Il n’en reste pas moins qu’il faut bien justifier ce choix :
« Les médecins du CHU de Nantes expliquent l’utilisation du cyclosphosphamide par les tensions d’approvisionnement européennes sur le melphalan et par leur choix de réserver les lots dont ils disposaient au traitement des patients atteints de myélome, indication pour laquelle il n’y a pas d’alternative. »
C’est ainsi qu’une nouvelle question se pose : quelles sont ces « tensions européennes d’approvisionnement sur le melphalan » ? L’Agence nationale de sécurité du médicament (ANSM) ne fournit ici aucune explication quant les difficultés rencontrées par les médecins hospitaliers français et européens pour se fournir du melphalan (Alkeran ®) – rationnement leur imposant des choix que l’on ne peut imaginer que délicats. Or les indications de ce médicament dépassent les seuls lymphomes :
« Intensification thérapeutique utilisé seul ou en association avec d’autres agents cytotoxiques et/ou irradiation corporelle étendue ou totale dans le traitement de: myélome multiple ; lymphomes malins (maladie de Hodgkin, lymphomes non Hodgkiniens), leucémies aiguës lymphoblastique et myéloblastique, neuroblastome de l’enfant, adénocarcinome ovarien, adénocarcinome mammaire. »
Relation de causalité
Ces « tensions » existent depuis le mois de janvier dernier et rien n’est connu quant à un retour à la normale. Selon le site Vidal.fr elles sont liées « à un problème industriel sur l’unique site de production en Italie » et « touchent l’ensemble des pays commercialisant ce médicament ». Assez étrangement la situation de pénurie est directement gérée par la société distributrice; en témoigne une lettre adressée aux « pharmaciens hospitaliers et prescripteurs » datée du 27 septembre de Catherine Denicourt, pharmacien responsable du laboratoire indépendant H.A.C. Pharma – Une lettre disponible sur le site de l’ANSM.

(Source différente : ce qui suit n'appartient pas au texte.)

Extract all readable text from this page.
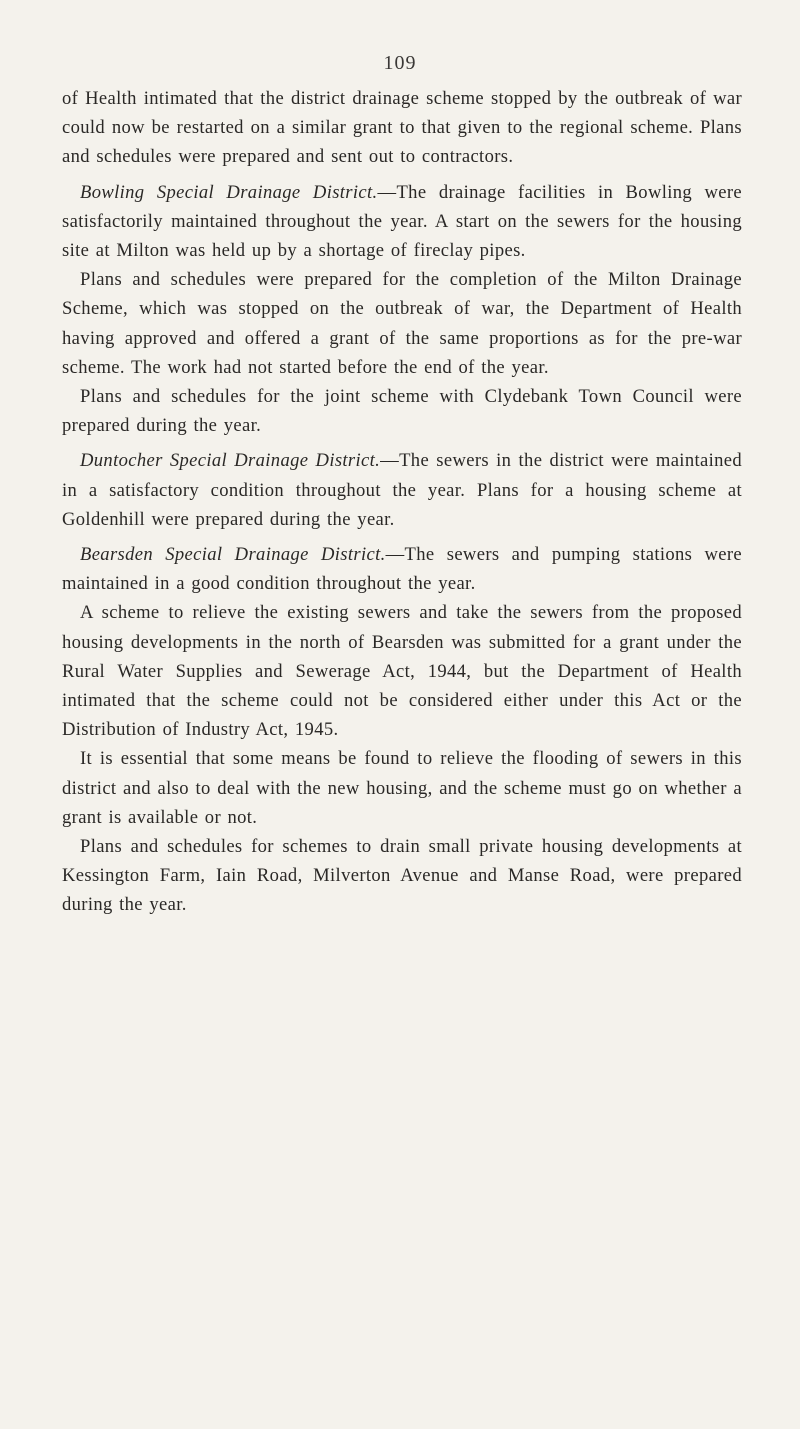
109

of Health intimated that the district drainage scheme stopped by the outbreak of war could now be restarted on a similar grant to that given to the regional scheme. Plans and schedules were prepared and sent out to contractors.

Bowling Special Drainage District.—The drainage facilities in Bowling were satisfactorily maintained throughout the year. A start on the sewers for the housing site at Milton was held up by a shortage of fireclay pipes.

Plans and schedules were prepared for the completion of the Milton Drainage Scheme, which was stopped on the outbreak of war, the Department of Health having approved and offered a grant of the same proportions as for the pre-war scheme. The work had not started before the end of the year.

Plans and schedules for the joint scheme with Clydebank Town Council were prepared during the year.

Duntocher Special Drainage District.—The sewers in the district were maintained in a satisfactory condition throughout the year. Plans for a housing scheme at Goldenhill were prepared during the year.

Bearsden Special Drainage District.—The sewers and pumping stations were maintained in a good condition throughout the year.

A scheme to relieve the existing sewers and take the sewers from the proposed housing developments in the north of Bearsden was submitted for a grant under the Rural Water Supplies and Sewerage Act, 1944, but the Department of Health intimated that the scheme could not be considered either under this Act or the Distribution of Industry Act, 1945.

It is essential that some means be found to relieve the flooding of sewers in this district and also to deal with the new housing, and the scheme must go on whether a grant is available or not.

Plans and schedules for schemes to drain small private housing developments at Kessington Farm, Iain Road, Milverton Avenue and Manse Road, were prepared during the year.
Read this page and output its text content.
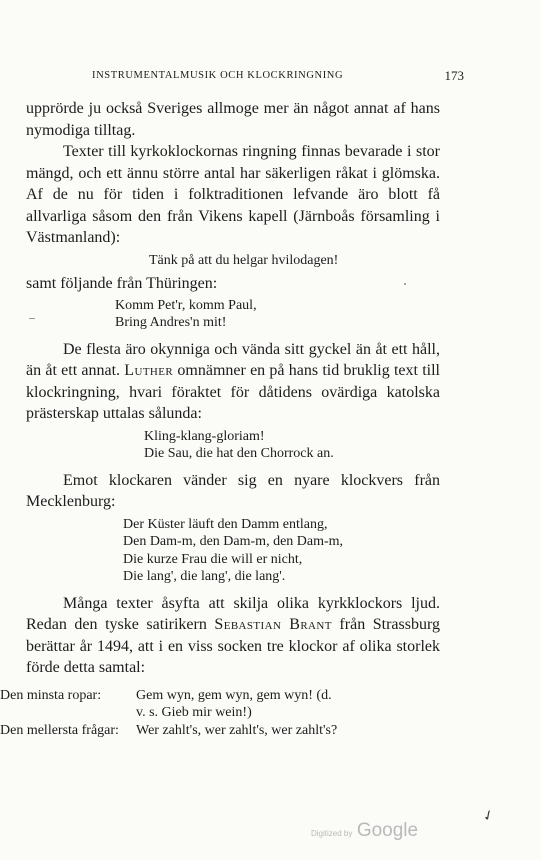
INSTRUMENTALMUSIK OCH KLOCKRINGNING	173

upprörde ju också Sveriges allmoge mer än något annat af hans nymodiga tilltag.

Texter till kyrkoklockornas ringning finnas bevarade i stor mängd, och ett ännu större antal har säkerligen råkat i glömska. Af de nu för tiden i folktraditionen lefvande äro blott få allvarliga såsom den från Vikens kapell (Järnboås församling i Västmanland):

Tänk på att du helgar hvilodagen!

samt följande från Thüringen:

Komm Pet'r, komm Paul,
Bring Andres'n mit!

De flesta äro okynniga och vända sitt gyckel än åt ett håll, än åt ett annat. Luther omnämner en på hans tid bruklig text till klockringning, hvari föraktet för dåtidens ovärdiga katolska prästerskap uttalas sålunda:

Kling-klang-gloriam!
Die Sau, die hat den Chorrock an.

Emot klockaren vänder sig en nyare klockvers från Mecklenburg:

Der Küster läuft den Damm entlang,
Den Dam-m, den Dam-m, den Dam-m,
Die kurze Frau die will er nicht,
Die lang', die lang', die lang'.

Många texter åsyfta att skilja olika kyrkklockors ljud. Redan den tyske satirikern Sebastian Brant från Strassburg berättar år 1494, att i en viss socken tre klockor af olika storlek förde detta samtal:

Den minsta ropar:	Gem wyn, gem wyn, gem wyn! (d.
v. s. Gieb mir wein!)
Den mellersta frågar:	Wer zahlt's, wer zahlt's, wer zahlt's?
✓
Digitized by Google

Et maintenant ? Rien ne permet d’établir une relation de causalité entre la situation de pénurie et les trois morts du CHU de Nantes. Mais rien ne permet non plus de l’exclure. Y a-t-il d’autres pistes ? D’autres cas ? Comme dans l’affaire de l’essai clinique mortel de Rennes la ministre de la Santé n’a d’autre choix que de saisir l’Inspection générale des affaires sociales. Et l’ANSM, en charge de la sécurité des médicaments, ne peut que « lancer une enquête » sur une affaire qui la concerne au premier chef et semble la dépasser.
Que diront, à Nantes, l’anatomopathologie et la biologie ? La justice sera-t-elle saisie ? Conclura-t-on à une série d’aléas thérapeutiques doublée d’un hasard statistique ?S’exprimant sur FranceTVinfo le Pr Benoîtt Vallet, Directeur Général de la Santé a déclaré :« Il est difficile aujourd’hui de privilégier une cause quelle qu’elle soit. Cela peut tenir au traitement, à l’organisation, aux moyens de ces chimiothérapies. C’est peut être un facteur extérieur de type viral, puisque les trois patients ont présenté un profil équivalent d’atteinte cardiaque ».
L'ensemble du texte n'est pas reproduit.